Saturday, January 26, 2008

Be Greek for a Week!

I certainly wouldn't push the issue with them, but Greeks and Turks have more in common than they might like to admit. First of all, the food. Giant slabs of meat roasting on a stick - call it kebab or call it souvlaki, it's the same thing. Then there is spanakopita, or borek in Turkish, olives, white beans in tomato sauce (fasuliye or fasolada) and the sweets: baklava, helva, kadayif, not to mention all the yogurt....

They have many words in common, too, despite the complete difference in language. They both drive with a devil-may-care attitude, and use the already narrow sidewalks as parking lanes. Both countries are fiercely proud of their history, language and culture - if you listen to a Greek, they invented everything, if you listen to a Turk, their country is the very birthplace of civilization. And if you have problems with the evil eye, they will sell you the same charms in Athens as in Istanbul.

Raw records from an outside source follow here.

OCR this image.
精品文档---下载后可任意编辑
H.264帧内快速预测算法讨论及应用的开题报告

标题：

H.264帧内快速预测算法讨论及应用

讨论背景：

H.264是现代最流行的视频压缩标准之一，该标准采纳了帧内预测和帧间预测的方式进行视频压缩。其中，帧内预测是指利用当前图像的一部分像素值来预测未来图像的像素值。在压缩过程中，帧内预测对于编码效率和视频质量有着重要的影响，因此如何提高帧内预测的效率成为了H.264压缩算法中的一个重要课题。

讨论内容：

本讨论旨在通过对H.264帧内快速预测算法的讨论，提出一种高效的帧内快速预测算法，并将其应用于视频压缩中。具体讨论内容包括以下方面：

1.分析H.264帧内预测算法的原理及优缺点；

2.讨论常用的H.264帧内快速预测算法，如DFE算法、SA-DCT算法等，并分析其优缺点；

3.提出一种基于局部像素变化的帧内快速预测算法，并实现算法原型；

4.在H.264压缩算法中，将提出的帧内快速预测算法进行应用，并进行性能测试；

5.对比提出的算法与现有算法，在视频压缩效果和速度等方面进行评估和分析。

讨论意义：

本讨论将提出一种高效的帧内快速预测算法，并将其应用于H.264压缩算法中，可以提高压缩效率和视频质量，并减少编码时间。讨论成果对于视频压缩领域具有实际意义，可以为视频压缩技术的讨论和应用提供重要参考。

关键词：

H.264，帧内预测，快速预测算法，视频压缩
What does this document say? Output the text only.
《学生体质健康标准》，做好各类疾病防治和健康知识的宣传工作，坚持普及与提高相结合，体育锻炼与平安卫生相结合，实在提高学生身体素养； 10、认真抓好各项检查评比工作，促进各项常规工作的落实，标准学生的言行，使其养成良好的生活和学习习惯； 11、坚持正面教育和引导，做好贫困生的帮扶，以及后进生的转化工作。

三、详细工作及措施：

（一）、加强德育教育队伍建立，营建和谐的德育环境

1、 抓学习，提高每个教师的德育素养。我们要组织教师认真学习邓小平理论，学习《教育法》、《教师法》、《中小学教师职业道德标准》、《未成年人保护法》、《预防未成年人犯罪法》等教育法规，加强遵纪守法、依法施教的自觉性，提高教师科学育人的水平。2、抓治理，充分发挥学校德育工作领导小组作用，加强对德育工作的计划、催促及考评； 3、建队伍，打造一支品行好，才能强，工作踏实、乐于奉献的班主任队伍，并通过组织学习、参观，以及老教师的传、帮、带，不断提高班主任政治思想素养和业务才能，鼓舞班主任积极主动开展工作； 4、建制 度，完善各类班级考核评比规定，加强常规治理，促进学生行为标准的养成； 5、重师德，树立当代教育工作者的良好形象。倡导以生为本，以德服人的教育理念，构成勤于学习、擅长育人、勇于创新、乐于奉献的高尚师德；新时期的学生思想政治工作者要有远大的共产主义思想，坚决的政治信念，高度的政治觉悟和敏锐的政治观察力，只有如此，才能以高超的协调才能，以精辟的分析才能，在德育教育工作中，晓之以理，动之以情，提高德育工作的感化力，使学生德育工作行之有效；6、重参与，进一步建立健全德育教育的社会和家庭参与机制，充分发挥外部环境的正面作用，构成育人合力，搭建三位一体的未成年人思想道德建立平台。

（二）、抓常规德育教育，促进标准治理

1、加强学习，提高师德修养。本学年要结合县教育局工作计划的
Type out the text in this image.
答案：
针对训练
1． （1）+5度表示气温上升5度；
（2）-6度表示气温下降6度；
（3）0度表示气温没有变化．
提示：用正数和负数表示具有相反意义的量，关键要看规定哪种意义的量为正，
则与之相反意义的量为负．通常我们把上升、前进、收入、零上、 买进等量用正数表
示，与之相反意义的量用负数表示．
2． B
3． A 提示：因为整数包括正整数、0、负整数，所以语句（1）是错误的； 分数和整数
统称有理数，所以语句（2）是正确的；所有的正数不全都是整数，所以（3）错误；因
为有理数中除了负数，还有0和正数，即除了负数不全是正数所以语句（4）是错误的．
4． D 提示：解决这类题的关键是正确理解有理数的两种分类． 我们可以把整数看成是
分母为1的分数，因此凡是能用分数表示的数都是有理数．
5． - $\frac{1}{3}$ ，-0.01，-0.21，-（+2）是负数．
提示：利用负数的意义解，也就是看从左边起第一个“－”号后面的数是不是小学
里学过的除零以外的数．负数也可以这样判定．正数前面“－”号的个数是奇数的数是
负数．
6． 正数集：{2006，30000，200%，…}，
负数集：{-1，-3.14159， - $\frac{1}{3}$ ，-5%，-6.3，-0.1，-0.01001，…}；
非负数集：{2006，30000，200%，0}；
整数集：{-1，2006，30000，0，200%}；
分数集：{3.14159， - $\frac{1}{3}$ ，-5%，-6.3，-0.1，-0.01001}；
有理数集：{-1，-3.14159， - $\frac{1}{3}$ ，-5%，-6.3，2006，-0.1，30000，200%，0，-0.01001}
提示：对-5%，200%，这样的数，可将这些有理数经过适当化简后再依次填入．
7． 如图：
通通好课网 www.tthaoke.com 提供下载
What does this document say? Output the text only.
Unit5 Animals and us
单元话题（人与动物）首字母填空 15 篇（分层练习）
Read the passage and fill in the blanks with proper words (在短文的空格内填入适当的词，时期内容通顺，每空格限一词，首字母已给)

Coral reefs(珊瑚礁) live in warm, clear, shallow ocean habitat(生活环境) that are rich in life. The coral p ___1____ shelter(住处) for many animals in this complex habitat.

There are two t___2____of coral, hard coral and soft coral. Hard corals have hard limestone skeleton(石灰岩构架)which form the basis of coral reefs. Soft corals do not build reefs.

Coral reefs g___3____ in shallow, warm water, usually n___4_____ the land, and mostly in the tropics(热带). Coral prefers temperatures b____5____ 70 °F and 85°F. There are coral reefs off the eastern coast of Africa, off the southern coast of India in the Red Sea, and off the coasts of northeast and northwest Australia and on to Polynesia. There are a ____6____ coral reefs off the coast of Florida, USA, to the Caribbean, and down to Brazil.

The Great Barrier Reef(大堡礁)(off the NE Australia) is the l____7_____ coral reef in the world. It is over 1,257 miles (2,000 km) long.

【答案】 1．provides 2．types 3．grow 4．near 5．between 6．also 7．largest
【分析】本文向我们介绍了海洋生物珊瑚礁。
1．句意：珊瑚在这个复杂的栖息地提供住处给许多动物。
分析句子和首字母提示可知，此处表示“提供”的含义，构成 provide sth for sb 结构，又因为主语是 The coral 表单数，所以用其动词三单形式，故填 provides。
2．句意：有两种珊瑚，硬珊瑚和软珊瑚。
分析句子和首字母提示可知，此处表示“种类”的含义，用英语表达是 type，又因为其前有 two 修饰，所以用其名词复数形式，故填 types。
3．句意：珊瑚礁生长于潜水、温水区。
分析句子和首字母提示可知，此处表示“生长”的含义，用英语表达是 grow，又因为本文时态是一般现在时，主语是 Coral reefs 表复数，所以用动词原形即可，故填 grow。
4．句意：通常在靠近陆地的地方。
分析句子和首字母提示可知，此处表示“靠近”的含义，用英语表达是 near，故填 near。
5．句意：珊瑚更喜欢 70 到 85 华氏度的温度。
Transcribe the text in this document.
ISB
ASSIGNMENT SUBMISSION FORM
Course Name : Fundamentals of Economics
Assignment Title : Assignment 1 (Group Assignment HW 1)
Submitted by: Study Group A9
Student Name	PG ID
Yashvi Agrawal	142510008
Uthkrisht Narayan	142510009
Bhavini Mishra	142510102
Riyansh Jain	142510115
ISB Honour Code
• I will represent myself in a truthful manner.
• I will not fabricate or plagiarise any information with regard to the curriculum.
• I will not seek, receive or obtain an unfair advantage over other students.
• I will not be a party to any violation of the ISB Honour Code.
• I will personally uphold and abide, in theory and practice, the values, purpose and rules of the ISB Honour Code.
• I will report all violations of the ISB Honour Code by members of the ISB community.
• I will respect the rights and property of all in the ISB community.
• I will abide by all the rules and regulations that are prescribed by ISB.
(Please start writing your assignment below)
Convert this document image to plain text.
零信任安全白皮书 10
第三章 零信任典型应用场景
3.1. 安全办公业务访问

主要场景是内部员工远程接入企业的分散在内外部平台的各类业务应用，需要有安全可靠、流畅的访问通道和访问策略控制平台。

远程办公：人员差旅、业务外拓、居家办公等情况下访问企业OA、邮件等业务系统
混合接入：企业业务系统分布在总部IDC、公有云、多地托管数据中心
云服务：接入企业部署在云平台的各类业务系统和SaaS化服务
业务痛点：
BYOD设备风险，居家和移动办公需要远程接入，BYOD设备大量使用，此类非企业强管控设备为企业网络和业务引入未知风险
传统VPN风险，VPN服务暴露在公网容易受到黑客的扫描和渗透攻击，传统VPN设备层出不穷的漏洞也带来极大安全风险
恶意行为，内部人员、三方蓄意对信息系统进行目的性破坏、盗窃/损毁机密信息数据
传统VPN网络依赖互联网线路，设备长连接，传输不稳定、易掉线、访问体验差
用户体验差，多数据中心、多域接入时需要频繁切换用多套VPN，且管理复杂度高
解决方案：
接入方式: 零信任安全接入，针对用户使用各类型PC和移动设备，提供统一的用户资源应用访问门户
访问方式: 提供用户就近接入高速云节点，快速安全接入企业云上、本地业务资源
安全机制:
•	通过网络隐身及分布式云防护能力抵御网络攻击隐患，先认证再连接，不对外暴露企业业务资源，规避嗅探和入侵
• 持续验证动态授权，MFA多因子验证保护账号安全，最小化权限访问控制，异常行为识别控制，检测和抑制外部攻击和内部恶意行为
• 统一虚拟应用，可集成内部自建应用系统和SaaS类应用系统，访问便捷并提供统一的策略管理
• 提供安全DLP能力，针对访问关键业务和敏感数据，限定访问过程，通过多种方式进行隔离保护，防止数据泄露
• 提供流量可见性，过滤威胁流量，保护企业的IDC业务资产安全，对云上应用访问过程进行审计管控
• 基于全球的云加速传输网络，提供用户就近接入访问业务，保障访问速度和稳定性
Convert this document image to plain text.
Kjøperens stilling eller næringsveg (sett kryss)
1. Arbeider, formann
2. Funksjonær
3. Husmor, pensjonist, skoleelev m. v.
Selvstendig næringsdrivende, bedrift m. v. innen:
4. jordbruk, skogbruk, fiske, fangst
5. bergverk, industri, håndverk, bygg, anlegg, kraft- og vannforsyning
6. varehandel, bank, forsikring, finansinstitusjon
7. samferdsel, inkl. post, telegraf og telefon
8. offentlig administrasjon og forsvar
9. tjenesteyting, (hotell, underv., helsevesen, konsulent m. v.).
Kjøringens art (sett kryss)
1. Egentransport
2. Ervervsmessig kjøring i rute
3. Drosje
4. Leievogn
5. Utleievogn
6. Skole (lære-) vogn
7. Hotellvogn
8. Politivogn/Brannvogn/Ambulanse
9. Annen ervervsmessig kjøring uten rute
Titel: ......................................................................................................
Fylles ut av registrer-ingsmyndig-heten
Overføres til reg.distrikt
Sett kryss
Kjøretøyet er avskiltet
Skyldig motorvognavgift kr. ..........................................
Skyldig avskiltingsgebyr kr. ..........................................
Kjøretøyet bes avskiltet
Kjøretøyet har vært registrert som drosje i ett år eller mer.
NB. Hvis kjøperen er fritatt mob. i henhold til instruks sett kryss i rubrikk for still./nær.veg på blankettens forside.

But how can one compare the experience of a traveler meeting strangers to being taken in by an entire family! The Dekaneas clan, cousins to Nick (my lovely brother-in-law) and his father Tony, have welcomed me in traditional Greek style, giving me a room and stuffing me full of excellent food and homemade wine. In a way that is common in Greece, and totally abnormal in the US, they all live together in one building. Stella, the matriarch of the family, does most of the cooking and babysitting, but specializes in distributing love and kindness. Her brother-in-law is upstairs, and her two daughters, one with her own family, the other with her fiancee, complete the household. More cousins and friends drop in for big Sunday meals. In the week I have been here, not one fight has broken out. It's a beautiful thing to see, but perhaps we should leave this social experiment to the Greeks and keep to our American ideas of personal space.


Athens is a large, bustling city with ancient ruins mixed right in with modern apartment buildings.


It's also more colorful and diverse than I had imagined, with immigrants from Africa and the Middle East adding spice to the mixture.


I took a side trip to Meteora, a fantastic landscape with 700-year old monasteries perched on top of high rock pinnacles. Somewhat reminiscent of Cappadocia, but with higher-quality architecture, and less of a desolate feel.




Aphrodite and little Stella

What a wonderful way to end my trip, comfortably nestled within a family that treats me like one of it's own. The perfect prelude to returning to my own loved ones - I look forward to seeing many of you very soon!